Le populisme politique : Dans les pays européens à forte tradition antisémite, comme en France, Russie, Autriche, Roumanie, Pologne, Hongrie, Suisse ou Grèce, on retrouve aujourd’hui un discours antisémite structuré par des partis politiques qui ont souvent réalisé des percées significatives. Ces partis politiques se situent dans la mouvance d’extrême droite qualifiée aujourd’hui de « populiste ».

Par contre d’autres pays européens à faible tradition antisémite, comme la Grande Bretagne, Scandinavie, République tchèque, Italie, Espagne, Pays-Bas, les partis politiques d’extrême droite qui s’y développent ne portent pas de rhétorique anti-juive.

L’Allemagne est un cas particulier en raison de son histoire. On y constate néanmoins, depuis peu un ébrèchement, une fragilisation des effets de l’éducation contre le nazisme et l’antisémitisme qui se manifeste par une radicalisation significative des forces politiques de droite. Le relativisme du génocide se développe sur le thème que c’est le peuple allemand qui a souffert de la Seconde Guerre mondiale, et pas les juifs, et que ceux-ci sont moins victimes que ne le sont les Palestiniens.

J’évoquerai enfin les formes de judéophobie véhiculées par l’Extrême-droite traditionnelle : celle-ci se recrute toujours chez les catholiques intégristes ou ultra-conservateurs, et dans certains pays européens parmi les Eglises orthodoxes. Sa caractéristique actuelle est d’avoir fait jonction avec l’Extrême-Gauche « national-socialiste ».

On peut également citer des formes d’antisémitisme archaïques, comme par exemple en Hongrie où il a un peu plus d’un an, un appel était lancé lors d’une séance au Parlement afin de recenser les juifs qui représenteraient « une menace pour la sécurité nationale », ravivant ainsi le terrible souvenir des politiques nazies. Ou encore en Roumanie, où en décembre dernier, une chaine de télévision publique avait diffusé un chant de Noel aux paroles antisémites.

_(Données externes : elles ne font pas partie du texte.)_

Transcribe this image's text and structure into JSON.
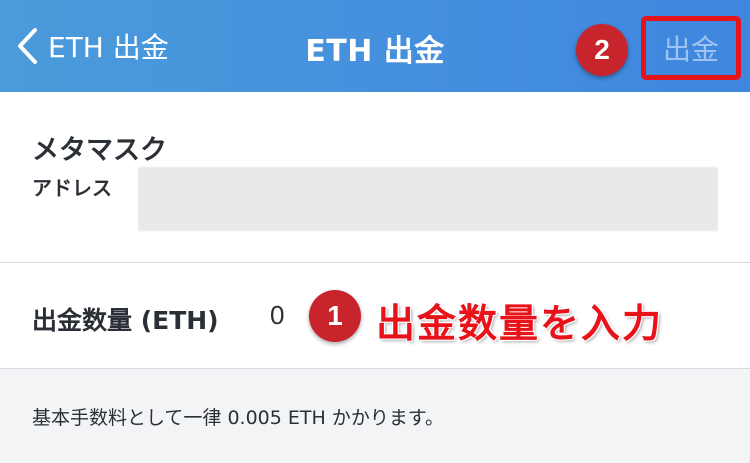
{
  "navbar": {
    "back_label": "ETH 出金",
    "title": "ETH 出金",
    "withdraw_label": "出金",
    "step_badge": "2",
    "gradient": [
      "#4b9bdb",
      "#3f86df"
    ]
  },
  "wallet": {
    "name": "メタマスク",
    "address_label": "アドレス"
  },
  "amount": {
    "label": "出金数量 (ETH)",
    "value": "0",
    "step_badge": "1",
    "annotation": "出金数量を入力"
  },
  "fee_note": "基本手数料として一律 0.005 ETH かかります。",
  "colors": {
    "highlight_red": "#e8121a",
    "badge_red": "#c8242c",
    "text": "#2b2f36",
    "background": "#f3f4f6"
  },
  "icons": {
    "back": "chevron-left-icon"
  }
}
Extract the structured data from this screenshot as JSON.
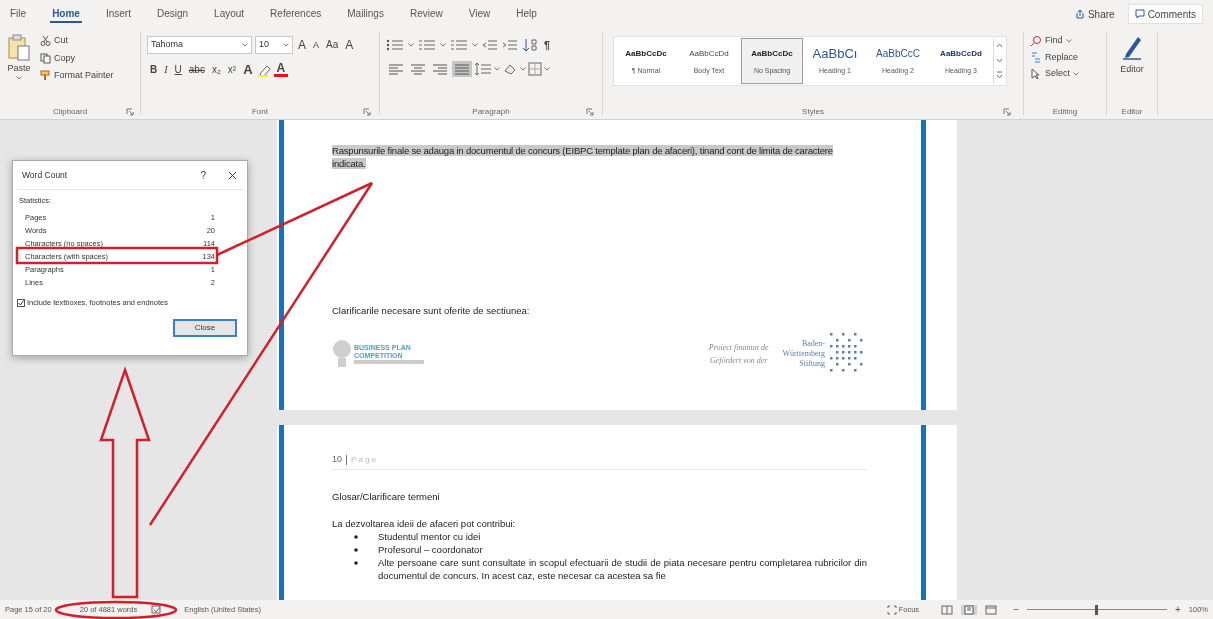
{
  "menu_tabs": [
    {
      "label": "File",
      "selected": false
    },
    {
      "label": "Home",
      "selected": true
    },
    {
      "label": "Insert",
      "selected": false
    },
    {
      "label": "Design",
      "selected": false
    },
    {
      "label": "Layout",
      "selected": false
    },
    {
      "label": "References",
      "selected": false
    },
    {
      "label": "Mailings",
      "selected": false
    },
    {
      "label": "Review",
      "selected": false
    },
    {
      "label": "View",
      "selected": false
    },
    {
      "label": "Help",
      "selected": false
    }
  ],
  "share": "Share",
  "comments": "Comments",
  "clipboard": {
    "paste": "Paste",
    "cut": "Cut",
    "copy": "Copy",
    "format_painter": "Format Painter",
    "label": "Clipboard"
  },
  "font": {
    "name": "Tahoma",
    "size": "10",
    "label": "Font",
    "text_tools": [
      {
        "label": "A",
        "kind": "grow"
      },
      {
        "label": "A",
        "kind": "shrink"
      },
      {
        "label": "Aa",
        "kind": "case"
      },
      {
        "label": "A",
        "kind": "clear"
      }
    ],
    "format_buttons": [
      {
        "label": "B",
        "kind": "bold"
      },
      {
        "label": "I",
        "kind": "italic"
      },
      {
        "label": "U",
        "kind": "underline"
      },
      {
        "label": "abc",
        "kind": "strike"
      },
      {
        "label": "x₂",
        "kind": "sub"
      },
      {
        "label": "x²",
        "kind": "super"
      },
      {
        "label": "A",
        "kind": "effects"
      },
      {
        "label": "A",
        "kind": "color"
      }
    ]
  },
  "paragraph": {
    "label": "Paragraph",
    "marks": "¶",
    "align_buttons": [
      {
        "kind": "left",
        "selected": false
      },
      {
        "kind": "center",
        "selected": false
      },
      {
        "kind": "right",
        "selected": false
      },
      {
        "kind": "justify",
        "selected": true
      }
    ]
  },
  "styles": {
    "label": "Styles",
    "items": [
      {
        "preview": "AaBbCcDc",
        "name": "¶ Normal",
        "kind": "body",
        "selected": false
      },
      {
        "preview": "AaBbCcDd",
        "name": "Body Text",
        "kind": "light",
        "selected": false
      },
      {
        "preview": "AaBbCcDc",
        "name": "No Spacing",
        "kind": "body",
        "selected": true
      },
      {
        "preview": "AaBbCı",
        "name": "Heading 1",
        "kind": "title1",
        "selected": false
      },
      {
        "preview": "AaBbCcC",
        "name": "Heading 2",
        "kind": "title2",
        "selected": false
      },
      {
        "preview": "AaBbCcDd",
        "name": "Heading 3",
        "kind": "title3",
        "selected": false
      }
    ]
  },
  "editing": {
    "find": "Find",
    "replace": "Replace",
    "select": "Select",
    "label": "Editing"
  },
  "editor": {
    "button": "Editor",
    "label": "Editor"
  },
  "word_count": {
    "title": "Word Count",
    "help": "?",
    "section": "Statistics:",
    "rows": [
      {
        "label": "Pages",
        "value": "1"
      },
      {
        "label": "Words",
        "value": "20"
      },
      {
        "label": "Characters (no spaces)",
        "value": "114"
      },
      {
        "label": "Characters (with spaces)",
        "value": "134"
      },
      {
        "label": "Paragraphs",
        "value": "1"
      },
      {
        "label": "Lines",
        "value": "2"
      }
    ],
    "include": {
      "label": "Include textboxes, footnotes and endnotes",
      "checked": true
    },
    "close": "Close"
  },
  "page_1": {
    "selected_text": "Raspunsurile finale se adauga in documentul de concurs (EIBPC template plan de afaceri), tinand cont de limita de caractere indicata.",
    "clarifications": "Clarificarile necesare sunt oferite de sectiunea:",
    "logo_left": "BUSINESS PLAN COMPETITION",
    "funded_by": [
      "Proiect finantat de",
      "Gefördert von der"
    ],
    "logo_right": [
      "Baden-",
      "Württemberg",
      "Stiftung"
    ]
  },
  "page_2": {
    "page_number": "10",
    "page_word": "P a g e",
    "heading": "Glosar/Clarificare termeni",
    "intro": "La dezvoltarea ideii de afaceri pot contribui:",
    "bullets": [
      "Studentul mentor cu idei",
      "Profesorul – coordonator",
      "Alte persoane care sunt consultate in scopul efectuarii de studii de piata necesare pentru completarea rubricilor din documentul de concurs. In acest caz, este necesar ca acestea sa fie"
    ]
  },
  "status_bar": {
    "page": "Page 15 of 20",
    "words": "20 of 4881 words",
    "language": "English (United States)",
    "focus": "Focus",
    "zoom_out": "−",
    "zoom_slider": {
      "level": 0.5
    },
    "zoom_in": "+",
    "zoom": "100%"
  }
}
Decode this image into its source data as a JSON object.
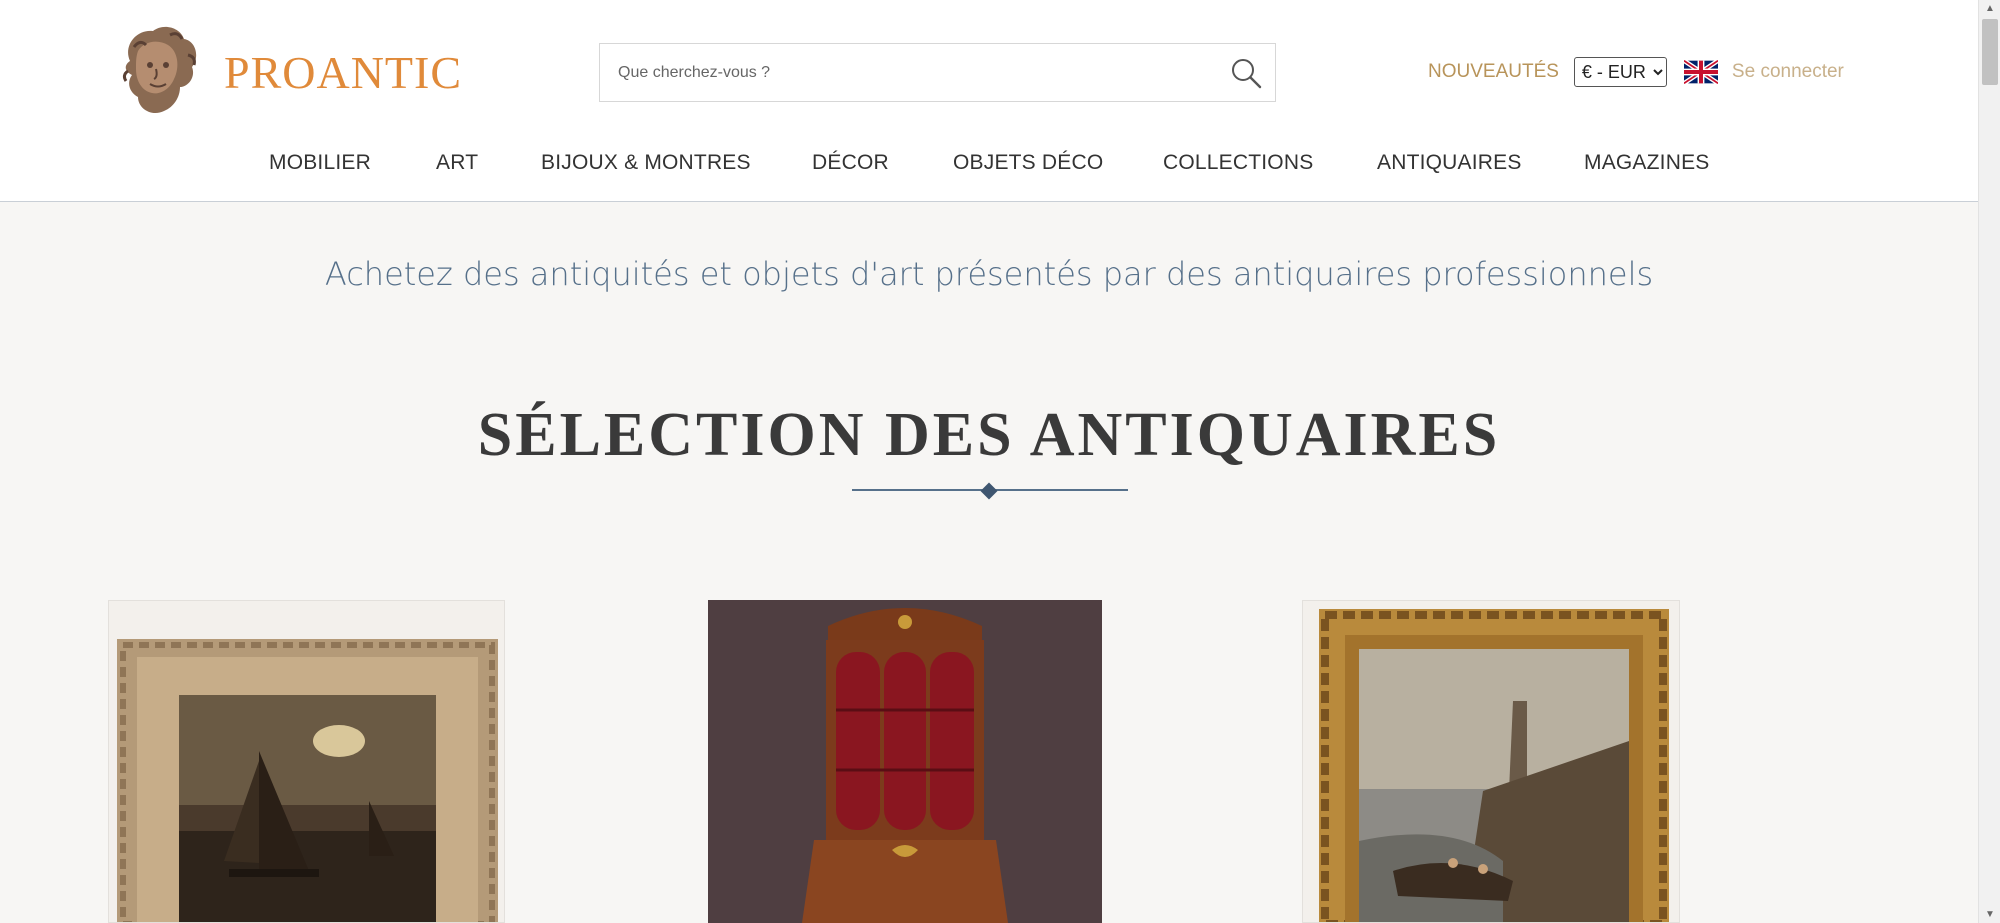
{
  "header": {
    "logo_text": "PROANTIC",
    "search": {
      "placeholder": "Que cherchez-vous ?",
      "value": ""
    },
    "new_link": "NOUVEAUTÉS",
    "currency": {
      "selected": "€ - EUR",
      "options": [
        "€ - EUR"
      ]
    },
    "flag_icon": "uk-flag-icon",
    "login_link": "Se connecter"
  },
  "nav": {
    "items": [
      {
        "label": "MOBILIER"
      },
      {
        "label": "ART"
      },
      {
        "label": "BIJOUX & MONTRES"
      },
      {
        "label": "DÉCOR"
      },
      {
        "label": "OBJETS DÉCO"
      },
      {
        "label": "COLLECTIONS"
      },
      {
        "label": "ANTIQUAIRES"
      },
      {
        "label": "MAGAZINES"
      }
    ]
  },
  "main": {
    "tagline": "Achetez des antiquités et objets d'art présentés par des antiquaires professionnels",
    "section_title": "SÉLECTION DES ANTIQUAIRES"
  },
  "colors": {
    "brand_orange": "#e08a3a",
    "gold": "#b8945a",
    "slate_blue": "#56708a"
  }
}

On constate également sur l’ensemble des pays européens que les véhicules de l’antisémitisme se diversifient, allant des écrits, des invectives sur la voie publique aux manifestations publiques comme les rencontres sportives, en passant par l’utilisation de l’Internet et des réseaux sociaux, ou de représentations théâtrales, comme dans le cas, en France de Dieudonné M’bala M’Bala.

Il faut souligner que l’antisémitisme est indissociable des autres formes de racisme et de xénophobie, bien que spécifique dans ses origines et ses manifestations. La lutte contre ces phénomènes racistes attentatoires aux valeurs des Droits de l’homme et à la démocratie nécessite non seulement une forte réaction des pouvoirs publics, et des familles politiques démocratiques, mais aussi, et peut-être surtout de l’ensemble des citoyens européens, des opinions publiques qui doivent, avec fermeté, rejeter ce poison qui risque d’être fatal à nos sociétés.